Latino Groups Urge Boycott of Network TV


Lambasting the dearth of Latino faces--and the even greater lack of positive images among those faces--in film and network TV, a coalition of Latino media groups called Tuesday for a one-week boycott of network television starting Sept. 12.

“Latinos are mad as hell, and we’re not going to take it anymore,” said Felix Sanchez of the National Hispanic Foundation for the Arts. Latinos, who represent about 11% of the population, make up fewer than 2% of characters on TV, according to the coalition.

The leaders spoke at the annual conference of the National Council of La Raza, an umbrella group of organizations that represent 3 million people. The media coalition includes the League of United Latin American Citizens, the Mexican American Legal Defense Fund, Nosotros, a Latino media-tracking foundation and the National Hispanic Media Coalition.


Latinos, the leaders said, should flex their estimated $380 billion in annual consumer might, to change their images on film and video.

“We’re all tired of talking to networks about the same thing, day in and day out, with nothing changing at the end of the day,” said Alex Nogales, spokesman for the NHMC. The so-called “brownout,” scheduled for the week before the new season, puts media producers on notice, he added.

“If you don’t want us in Hollywood,” Nogales said, “if you’re not going to hire us, we’re not going to consume your product.”

La Raza President Raul Yzaguirre said the media activists were galvanized by this fall’s prime-time network lineup, which feature no minority leads in 26 new comedies and dramas.

The leaders also demanded a federal study of media imagery’s impact on Latinos’ self-esteem. The study, proponents argued, should augment a current federal study on the impact of media violence.

The groups’s announcement is the most dramatic gesture in an mounting wave of minority exasperation with TV portrayals. Two weeks ago, the NAACP, while not calling for a boycott, strongly condemned the network’s fall lineup.


NAACP President Kweisi Mfume said the civil rights group was considering possible litigation against the networks for violating the Federal Communications Act, which safeguards public access to the airwaves. The NAACP is also considering calling for its own consumer boycott of exclusionary networks and their advertising sponsors, and for congressional hearings on network ownership and licensing issues.

Network representatives have responded with a mix of sheepishness and resolve to the recent criticisms.

ABC has promised to add at least five minority characters to its prime-time lineup. NBC has said, “We realize there is still work to be done.” And Tuesday, CBS spokesman Chris Ender said, “We do have some Latino actors in very primary roles, like Cheech Marin and Hector Elizondo. We do consider the issues they raised very important. We believe that all the networks can do more and intend to do more.”

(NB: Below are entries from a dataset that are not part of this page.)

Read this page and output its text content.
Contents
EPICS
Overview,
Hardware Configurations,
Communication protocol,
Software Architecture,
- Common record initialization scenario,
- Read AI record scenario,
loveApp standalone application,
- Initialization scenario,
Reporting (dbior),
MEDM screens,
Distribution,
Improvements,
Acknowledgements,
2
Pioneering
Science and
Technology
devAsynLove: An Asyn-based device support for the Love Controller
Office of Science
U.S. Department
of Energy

Yzaguirre said his group had conducted several analyses of Latinos on TV, and found Latinos to be more negatively portrayed than other ethnic groups. These portrayals, Yzaguirre said, not only warped other Americans’ view of Latinos but distorted Latinos’ views of themselves.

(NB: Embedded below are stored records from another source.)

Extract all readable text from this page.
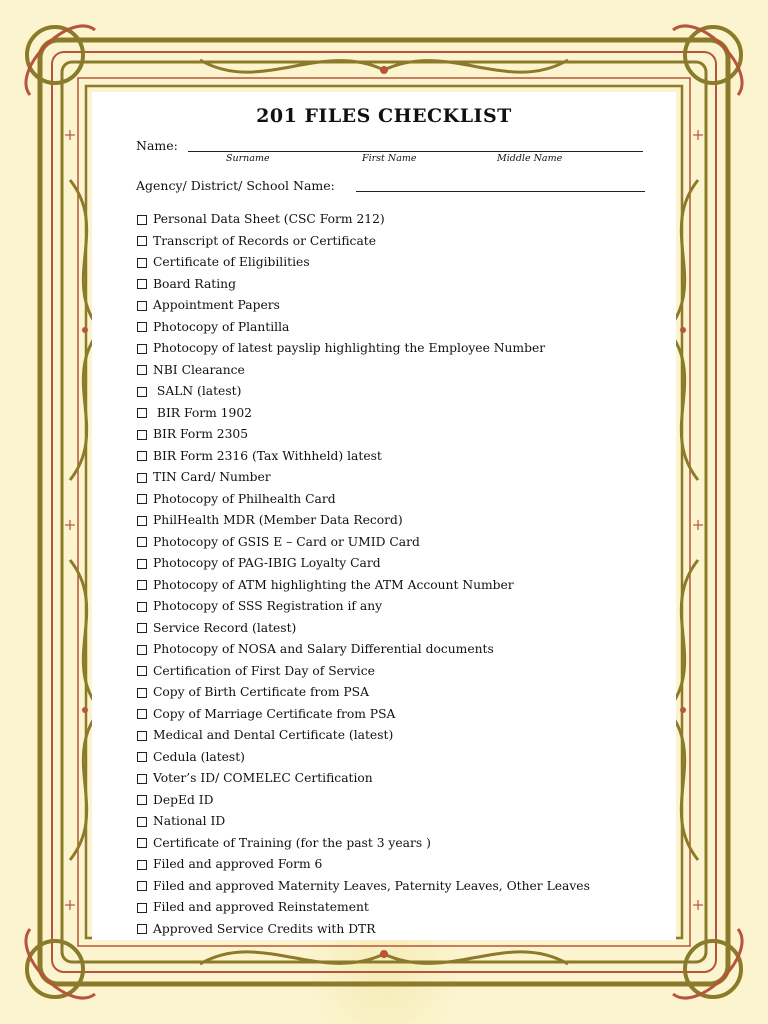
201 FILES CHECKLIST
Name:
Surname	First Name	Middle Name
Agency/ District/ School Name:
Personal Data Sheet (CSC Form 212)
Transcript of Records or Certificate
Certificate of Eligibilities
Board Rating
Appointment Papers
Photocopy of Plantilla
Photocopy of latest payslip highlighting the Employee Number
NBI Clearance
SALN (latest)
BIR Form 1902
BIR Form 2305
BIR Form 2316 (Tax Withheld) latest
TIN Card/ Number
Photocopy of Philhealth Card
PhilHealth MDR (Member Data Record)
Photocopy of GSIS E – Card or UMID Card
Photocopy of PAG-IBIG Loyalty Card
Photocopy of ATM highlighting the ATM Account Number
Photocopy of SSS Registration if any
Service Record (latest)
Photocopy of NOSA and Salary Differential documents
Certification of First Day of Service
Copy of Birth Certificate from PSA
Copy of Marriage Certificate from PSA
Medical and Dental Certificate (latest)
Cedula (latest)
Voter’s ID/ COMELEC Certification
DepEd ID
National ID
Certificate of Training (for the past 3 years )
Filed and approved Form 6
Filed and approved Maternity Leaves, Paternity Leaves, Other Leaves
Filed and approved Reinstatement
Approved Service Credits with DTR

“Most Americans have a negative or very low opinion of Latinos, based on what they see on TV or in movies,” Yzaguirre said. “With the absence of minority figures of all kinds (in the electronic media) we have a situation that’s getting worse, not better.”

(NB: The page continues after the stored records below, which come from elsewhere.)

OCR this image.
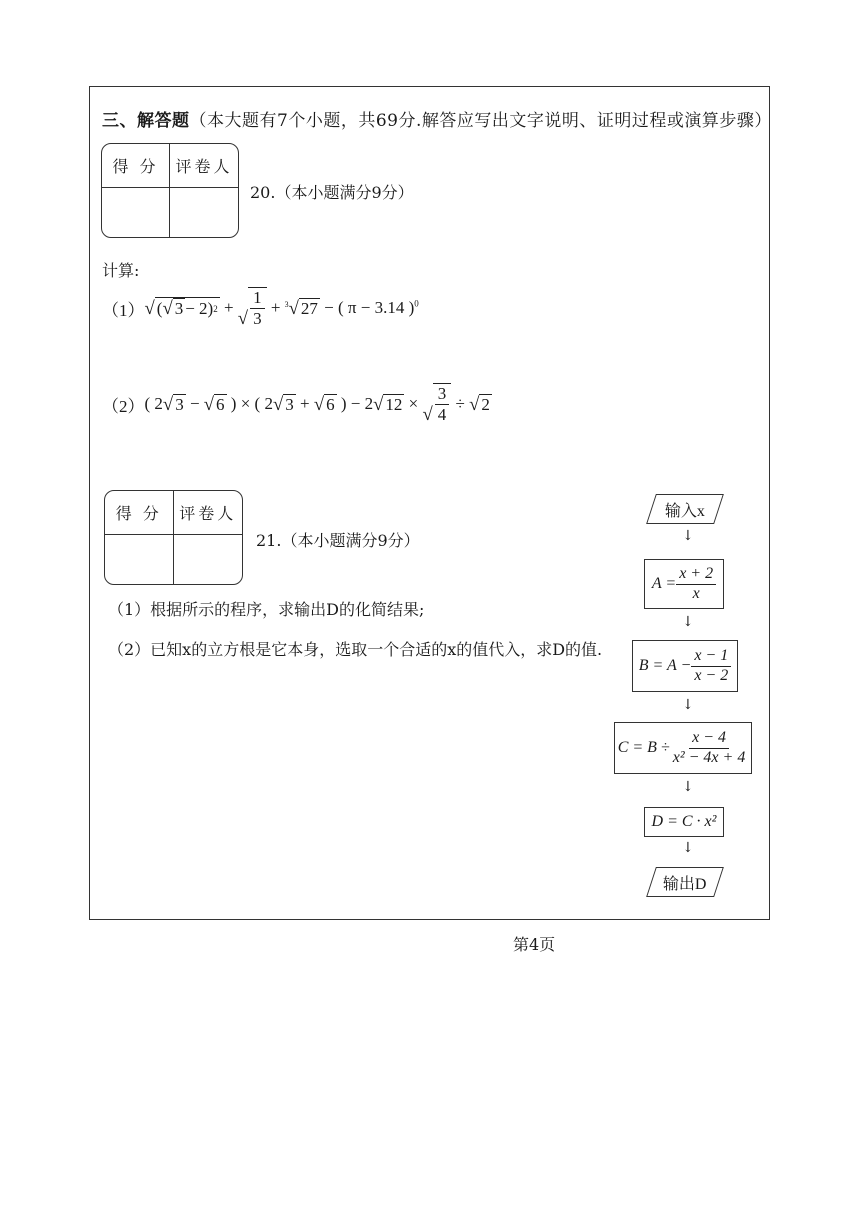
三、解答题（本大题有7个小题，共69分.解答应写出文字说明、证明过程或演算步骤）
得 分	评卷人
20.（本小题满分9分）
计算:
（1） √ ( √ 3 − 2) 2 +
√ $\frac{1}{3} + ^3√$ 27 − ( π − 3.14 )$^0$
（2） ( 2 √ 3 − √ 6 ) × ( 2 √ 3 + √ 6 ) − 2 √ 12 ×
√ $\frac{3}{4}$ ÷ √ 2
得 分	评卷人
21.（本小题满分9分）
（1）根据所示的程序，求输出D的化简结果;
（2）已知x的立方根是它本身，选取一个合适的x的值代入，求D的值.
输入x
↓
$A = \frac{x + 2}{x}$
↓
$B = A - \frac{x - 1}{x - 2}$
↓
$C = B \div \frac{x - 4}{\text{x² − 4x + 4}}$
↓
D = C · x²
↓
输出D
第4页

The boycott, coalition leaders said, was meant to launch a prolonged battle, not to be an end in itself.


Other measures will include meetings with advertisers and a campaign to buy stocks as a way of asserting power in publicly owned stockholder meetings.

Even if they don’t create direct economic chokeholds, boycotts can have a striking effect on corporate behavior, said political scientist Rodolfo Rosales, of the University of Texas at San Antonio.

“Boycotts are the poor people’s way of lobbying,” Rosales said. ‘It would be naive to say that a weeks’ boycott would change the behavior of TV networks overnight. But it does make them think about these things . . . it establishes an agenda where we can talk about these issues.”

Times researcher Lianne Hart contributed to this story.